Songs written about certain political or social situations age over time, was there any concern that the meaning of ‘Eddie’ would be lost on anyone not familiar with the Falkland War?

I guess this is a possibility and even people who remember the war may not immediately get the song. (The reference to the battle in Goose Green is the only real clue.) On the other hand  though, the problem the song talks about, post conflict stress and trauma faced by so many soldiers returning from the battlefield, is now recognised in a way it wasn’t 30 years ago. Not that governments are doing enough for those soldiers.

You worked with Steve Jeffries prior to Latin Quarter when you wrote songs for Chapel Music and on Latin Quarter’s first album ‘Modern Times’, how did you come to work with him on this album?

I had recorded the drums and much of the guitars and vocals for the album in Mexico in Ricardo’s studio but when I got back to the UK I had to go begging for someone who had a studio here to help me finish it. There was no  budget so I really was begging. Steve very kindly offered. I thought in advance that it could be interesting creatively. He has a strong pop sensibility and I knew he would have some ideas of his own that could be interesting and maybe challenge my own. What I didn’t realise was just how good a producer/engineer he had become and how much time and interest he would offer. When it came to the mixing he did it all himself, asking me for approval, but constantly surprising and pleasing me with good ideas. I really do believe it is the best album I have made and that is very much down to him.

When selecting the songs how conscience are you that many reviewers will simply not look beyond any political song even if it means overlooking songs as strong such as ‘Love Has Gone’ and ‘It Makes My Heart Stop Speaking’?

Well yes, reviewers can sometimes be lazy and most of them have us in the box ‘political songs,’ so can miss the full mix. This laziness can be frustrating (especially the time when one reviewer said we got the song ‘Slow Waltz for Chile’ from listening to Sting too much!) but I think it is true that the older I get, the less sensitive I am to bad reviews. I read them all of course but they don’t have the power to depress me like they used to. Actually at the time of writing I am being informed that the reviews coming in from Europe are very good. Let’s see what happens in the UK.

On the subject of reviews, the inclusion of ‘Church on Fire’ is bound to once again mean you get the usual ‘Paul Simon – Graceland’ comparison. How do you feel about such lazy comparisons?

Well there is a comparison, I cannot deny that.  When I first did ‘Bitter to the South’ at the Bournemouth Folk Club, the organisers asked me if it was a Paul Simon song. The point is they did it without sneering or implying that something was wrong. ‘Church on Fire’ is also a little like Paul Simon but that in itself is not a criticism. Who, apart maybe from Bjork, sounds 100% like absolutely no one else?

For anyone who has not heard the album yet, how would you say the style differs from the Latin Quarter originals?

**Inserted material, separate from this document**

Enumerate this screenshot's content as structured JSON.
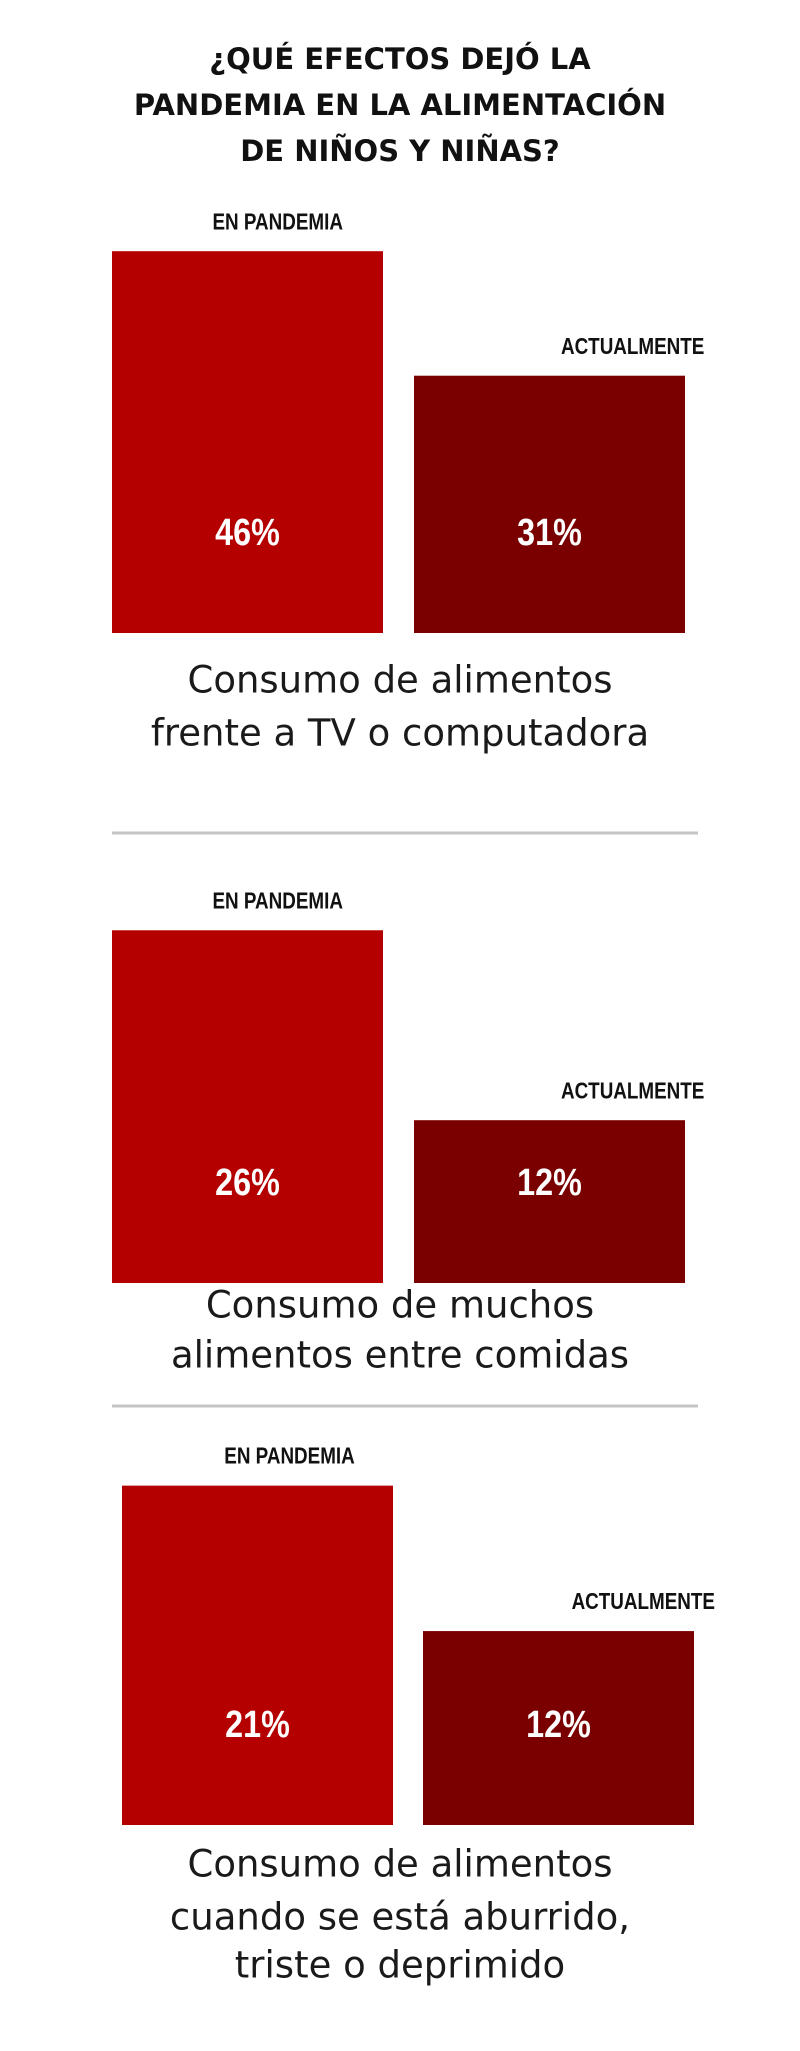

Those first albums were produced in the 80’s and that means one thing: lots of synthesiers and obvious effects, especially on the voices. The new album is played on acoustic instruments with less obvious effects (though at times effects are used for a reason) and the arrangements are a little simpler i.e. less stuff on them, especially on the songs from ‘Mick and Caroline’.

Of course I wondered if some of the older Latin Quarter fans would not like me fiddling with the original versions. Some don’t. But in general, the reaction has been very positive and I think it works. As I said before, I am sure it is the best Steve Skaith Band album and think, with ‘Bringing Rosa Home’, the best record I have done.